Mr Buttimer noted the seriousness of the offence and said he was not seeking to downplay it.
However, he said it was important to give the court some context in the case. He said Cawley had been in a relationship with Harrington which ended in July 2019 when his daughter was murdered.
Mr Buttimer said that at the time the offence occurred Harrington was out on bail charged with the murder of his client's two-year-old daughter Santina.
She has since been convicted of the murder of the toddler.
"The injured party in this case was out on bail at the time of this incident - the proceedings against her were scheduled to go ahead around this time but had to be adjourned due to Covid-19 when my client had an entirely random encounter with her," said Mr Buttimer.
"My client saw the injured party get on a bus, he got on, approached her and the incident happened as described - he assaulted her in a momentary loss of composure and reason, and it was as described, lasting approximately 10 to 15 seconds," he added.
Mr Buttimer emphasised that his client immediately went to the Garda station after the assault.
He said that his client was under enormous strain at the time having not only lost his child but being aware of also having to attend a murder trial where he knew he would have to give evidence.
He said Cawley could not understand why Karen Harrington had entered a not guilty plea in the case.
"He accepts that the loss of reason and that he should have trusted the legal process rather than take the law into his own hands," Mr Buttimer added.
Sgt Lyons told Judge Olann Judge Olann Kelleher said that the State was submitting a victim impact statement on behalf of Harrington.
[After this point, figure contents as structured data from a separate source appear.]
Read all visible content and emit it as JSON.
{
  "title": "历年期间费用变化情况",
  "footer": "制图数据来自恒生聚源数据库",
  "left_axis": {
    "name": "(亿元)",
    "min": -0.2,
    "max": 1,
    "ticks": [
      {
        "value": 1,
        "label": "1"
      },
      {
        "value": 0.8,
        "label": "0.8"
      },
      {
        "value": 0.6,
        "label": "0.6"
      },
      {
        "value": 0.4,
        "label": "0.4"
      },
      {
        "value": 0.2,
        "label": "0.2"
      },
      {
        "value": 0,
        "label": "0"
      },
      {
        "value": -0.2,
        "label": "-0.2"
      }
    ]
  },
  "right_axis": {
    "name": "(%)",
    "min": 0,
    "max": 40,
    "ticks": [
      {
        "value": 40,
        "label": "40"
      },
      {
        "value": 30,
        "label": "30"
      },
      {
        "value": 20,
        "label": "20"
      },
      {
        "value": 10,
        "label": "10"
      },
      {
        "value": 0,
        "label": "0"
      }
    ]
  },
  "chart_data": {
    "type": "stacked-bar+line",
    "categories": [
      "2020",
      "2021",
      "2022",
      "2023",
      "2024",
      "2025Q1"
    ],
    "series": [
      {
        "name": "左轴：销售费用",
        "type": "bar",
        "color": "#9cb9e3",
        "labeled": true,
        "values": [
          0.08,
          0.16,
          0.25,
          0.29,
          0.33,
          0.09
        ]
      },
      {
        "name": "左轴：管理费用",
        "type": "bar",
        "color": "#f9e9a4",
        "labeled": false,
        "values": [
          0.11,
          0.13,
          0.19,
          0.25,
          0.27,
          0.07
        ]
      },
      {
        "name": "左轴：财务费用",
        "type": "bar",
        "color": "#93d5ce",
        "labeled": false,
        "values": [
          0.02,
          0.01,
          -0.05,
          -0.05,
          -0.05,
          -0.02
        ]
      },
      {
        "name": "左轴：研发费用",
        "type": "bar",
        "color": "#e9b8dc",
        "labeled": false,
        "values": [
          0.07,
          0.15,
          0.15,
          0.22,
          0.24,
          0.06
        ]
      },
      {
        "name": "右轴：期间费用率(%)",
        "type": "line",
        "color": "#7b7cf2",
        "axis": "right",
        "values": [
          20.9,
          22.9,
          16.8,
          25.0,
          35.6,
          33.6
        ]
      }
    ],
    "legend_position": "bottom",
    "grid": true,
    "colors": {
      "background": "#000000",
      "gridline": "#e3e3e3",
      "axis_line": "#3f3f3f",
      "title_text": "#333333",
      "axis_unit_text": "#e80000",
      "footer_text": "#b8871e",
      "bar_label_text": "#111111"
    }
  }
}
However, he said the statement strayed well beyond the scope of the assault and he was not sure of its relevance.
Mr Buttimer told the court that he had very strong concerns about Ms Harrington's Victim Impact Statement given that it strayed from the point of such a statement.
Judge Kelleher said the purpose of a victim impact statement was to detail the impact of a crime on a person.
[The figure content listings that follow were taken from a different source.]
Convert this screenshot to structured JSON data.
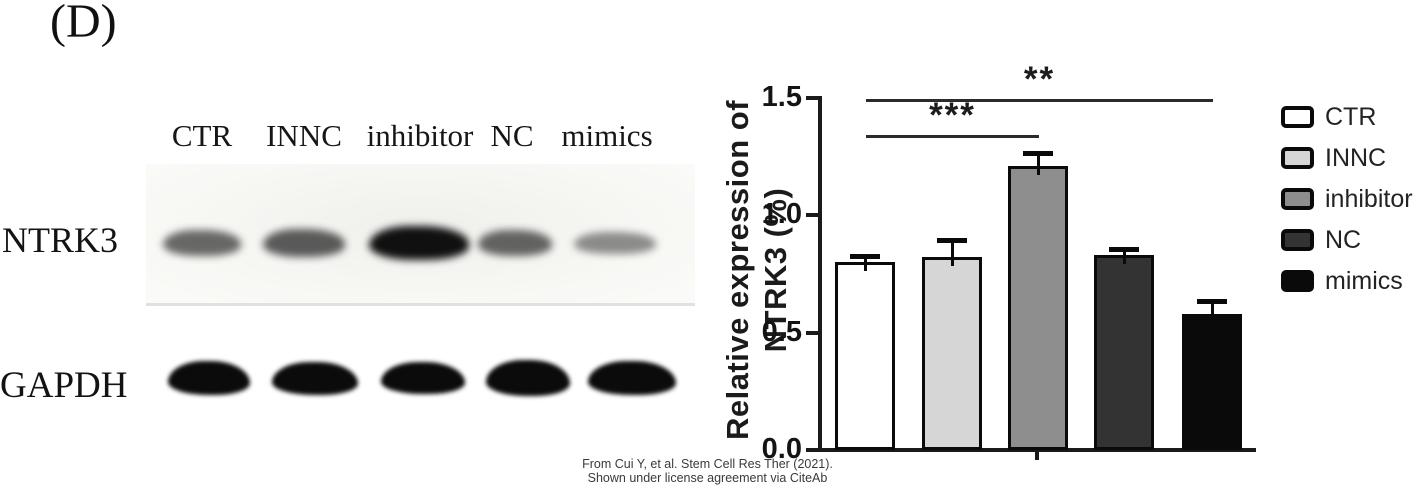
{
  "panel_label": "(D)",
  "blot": {
    "lane_labels": [
      "CTR",
      "INNC",
      "inhibitor",
      "NC",
      "mimics"
    ],
    "rows": [
      {
        "label": "NTRK3"
      },
      {
        "label": "GAPDH"
      }
    ]
  },
  "chart_data": {
    "type": "bar",
    "title": "",
    "ylabel": "Relative expression of NTRK3 (%)",
    "ylabel_line1": "Relative expression of",
    "ylabel_line2": "NTRK3 (%)",
    "categories": [
      "CTR",
      "INNC",
      "inhibitor",
      "NC",
      "mimics"
    ],
    "values": [
      0.8,
      0.82,
      1.21,
      0.83,
      0.58
    ],
    "errors": [
      0.02,
      0.07,
      0.05,
      0.02,
      0.05
    ],
    "bar_colors": [
      "#ffffff",
      "#d6d6d6",
      "#8e8e8e",
      "#333333",
      "#0a0a0a"
    ],
    "ylim": [
      0,
      1.5
    ],
    "yticks": [
      0.0,
      0.5,
      1.0,
      1.5
    ],
    "ytick_labels": [
      "0.0",
      "0.5",
      "1.0",
      "1.5"
    ],
    "grid": false,
    "legend_position": "right",
    "significance": [
      {
        "label": "***",
        "from": "CTR",
        "to": "inhibitor"
      },
      {
        "label": "**",
        "from": "CTR",
        "to": "mimics"
      }
    ]
  },
  "legend": {
    "items": [
      {
        "label": "CTR",
        "color": "#ffffff"
      },
      {
        "label": "INNC",
        "color": "#d6d6d6"
      },
      {
        "label": "inhibitor",
        "color": "#8e8e8e"
      },
      {
        "label": "NC",
        "color": "#333333"
      },
      {
        "label": "mimics",
        "color": "#0a0a0a"
      }
    ]
  },
  "attribution": {
    "line1": "From Cui Y, et al. Stem Cell Res Ther (2021).",
    "line2": "Shown under license agreement via CiteAb"
  }
}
However, having read the statement he found Harrington had elaborated on matters that were not relevant to the case.
"There are matters in Ms Harrington's Victim Impact Statement that are not relevant to this case - I can't take them into account, and I won't," said Judge Kelleher.
He noted the guilty plea in the case which spared Harrington the trauma of having to testify.
However, he said it was clear from Cawley's previous convictions that he was a person with a history of violence and that concerned him.
"This is a very serious charge - he attacked a woman on the bus, knocked her to the ground and kicked her repeatedly - given his history, he is obviously a very violent man …
"I accept his guilty plea but he cannot take the law into his own hands and he must pay the consequences for that," he added.
Judge Kelleher said he had to mark the seriousness of the charge with a prison sentence.
He sentenced Cawley to 10 months in jail, but he suspended the sentence in its entirety on condition that he keep the peace and be of good behaviour for a period of two years.
Harrington of Lakelands Crescent in Mahon in Cork was jailed for life last month after a jury unanimously convicted her of the murder of Santina Cawley following a trial at the Central Criminal Court sitting in the city.
Harrington had vehemently denied any responsibility in relation to the death of the little girl.